Donde se vê que «pecar contra o Espírito Santo» é resistir obstinadamente às solicitações evidentes que Deus dirige às suas criaturas.
No mesmo contexto toma sentido claro a expressão «pecado contra o Filho do homem». O «Filho do homem» designa a Divindade encoberta pelos véus da carne; é Deus que se assemelha aos homens em tudo, exceto no pecado tornando-se mesmo capaz de desconsertar as expectativas da sabedoria humana (cf. Mt 11,6). O pecado contra o Filho do homem vem a ser então a queda atenuada pela fraqueza mais ou menos involuntária das criaturas que, embora aspirem ao bem, não sabem entrever a ação de Deus nos desígnios da Providência; tal terá sido, por exemplo, o pecado de Pedro, que na hora da Paixão renegou o Divino Mestre.
Jesus adverte que o pecado contra o Espírito Santo não encontra perdão. Isto se entende bem à luz das noções acima. Não há perdão, ao menos se se observa o procedimento habitual da Providência Divina, onde o pecador não o deseje, mas ao contrário se fecha à graça. Ora tal é, sem dúvida, a atitude do homem que luta conscientemente contra a ação de Deus em sua alma; um tal rejeita o princípio de toda ressurreição espiritual, tomando-se vítima da sentença que ele mesmo profere sobre si.
A Misericórdia de Deus
Convém frisar que jamais falta, da parte de Deus, a misericórdia necessária para indulgenciar qualquer culpa do homem; a bondade do Onipotente será sempre maior do que a mesquinhez da criatura (cf. 1Jo 3,20); mas, se o réu não quer receber o dom do Alto, o Senhor não o costuma impor. A rigor, Deus pode forçar o pecador a se arrepender; isto, porém, não se faria sem derrogação ao livre arbítrio, atributo característico do ser humano, que o Senhor habitualmente não retoca. Contudo nota S. Tomás que, mesmo em casos de obstinação, «a via do perdão e da cura não está obstruída para a Onipotência e a Misericórdia de Deus, O Qual algumas vezes realiza curas espirituais como que por milagre»” (S. Teol. II/II 14,3c).

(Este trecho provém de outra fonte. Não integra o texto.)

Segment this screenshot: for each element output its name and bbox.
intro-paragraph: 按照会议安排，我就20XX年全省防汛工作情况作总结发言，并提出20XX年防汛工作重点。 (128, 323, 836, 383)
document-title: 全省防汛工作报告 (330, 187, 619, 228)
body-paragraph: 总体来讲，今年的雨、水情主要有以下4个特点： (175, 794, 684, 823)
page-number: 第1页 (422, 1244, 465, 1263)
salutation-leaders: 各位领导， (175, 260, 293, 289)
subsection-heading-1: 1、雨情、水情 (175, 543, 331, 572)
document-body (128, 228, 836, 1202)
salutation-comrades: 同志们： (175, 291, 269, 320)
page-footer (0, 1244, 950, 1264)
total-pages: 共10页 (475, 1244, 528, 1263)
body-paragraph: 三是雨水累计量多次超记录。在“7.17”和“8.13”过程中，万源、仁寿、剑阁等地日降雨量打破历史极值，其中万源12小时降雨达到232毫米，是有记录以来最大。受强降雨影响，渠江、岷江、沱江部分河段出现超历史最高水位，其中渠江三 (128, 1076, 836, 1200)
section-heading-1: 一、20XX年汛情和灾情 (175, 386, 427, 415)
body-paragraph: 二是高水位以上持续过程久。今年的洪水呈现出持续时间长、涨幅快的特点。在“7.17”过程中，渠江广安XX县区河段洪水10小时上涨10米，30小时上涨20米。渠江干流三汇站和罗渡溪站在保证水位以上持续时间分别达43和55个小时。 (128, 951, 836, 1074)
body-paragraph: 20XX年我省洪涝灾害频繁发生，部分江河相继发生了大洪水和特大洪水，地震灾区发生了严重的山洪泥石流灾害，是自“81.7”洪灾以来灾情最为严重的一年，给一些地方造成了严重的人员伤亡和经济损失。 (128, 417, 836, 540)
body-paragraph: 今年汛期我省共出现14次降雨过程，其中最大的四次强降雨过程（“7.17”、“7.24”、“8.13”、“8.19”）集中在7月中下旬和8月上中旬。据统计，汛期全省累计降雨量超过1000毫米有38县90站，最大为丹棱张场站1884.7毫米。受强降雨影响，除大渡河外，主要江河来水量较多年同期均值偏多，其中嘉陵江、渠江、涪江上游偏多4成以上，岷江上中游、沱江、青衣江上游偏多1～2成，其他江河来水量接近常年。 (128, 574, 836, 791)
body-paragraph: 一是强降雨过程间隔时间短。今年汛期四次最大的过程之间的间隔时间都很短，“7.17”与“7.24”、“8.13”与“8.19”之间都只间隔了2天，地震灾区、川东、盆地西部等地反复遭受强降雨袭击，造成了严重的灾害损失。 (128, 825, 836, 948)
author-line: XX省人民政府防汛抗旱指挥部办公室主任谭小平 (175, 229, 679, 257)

“Nem no presente século nem no futuro” (Mt 12,32). Eis uma expressão semítica que, no caso, significa a absoluta irremissibilidade do pecado contra o Espírito Santo; em tempo algum, o pecador que recuse o perdão será forçado a aceitá-lo.
Conclusão
Em conclusão, verifica-se que o pecado contra o Espírito Santo não versa sobre determinado objeto, nem consiste em uma falta tão vultuosa que vença o Amor Divino para com a criatura, mas é simplesmente a resistência aberta e consciente à graça de Deus. Não há pecado por si irremissível, nem situação de pecador tão desesperada que não possa ser recoberta pela Misericórdia do Salvador, a qual sempre se obterá através do sacramento da Penitência ou, caso este não esteja ao alcance do homem, através de sincero ato de contrição.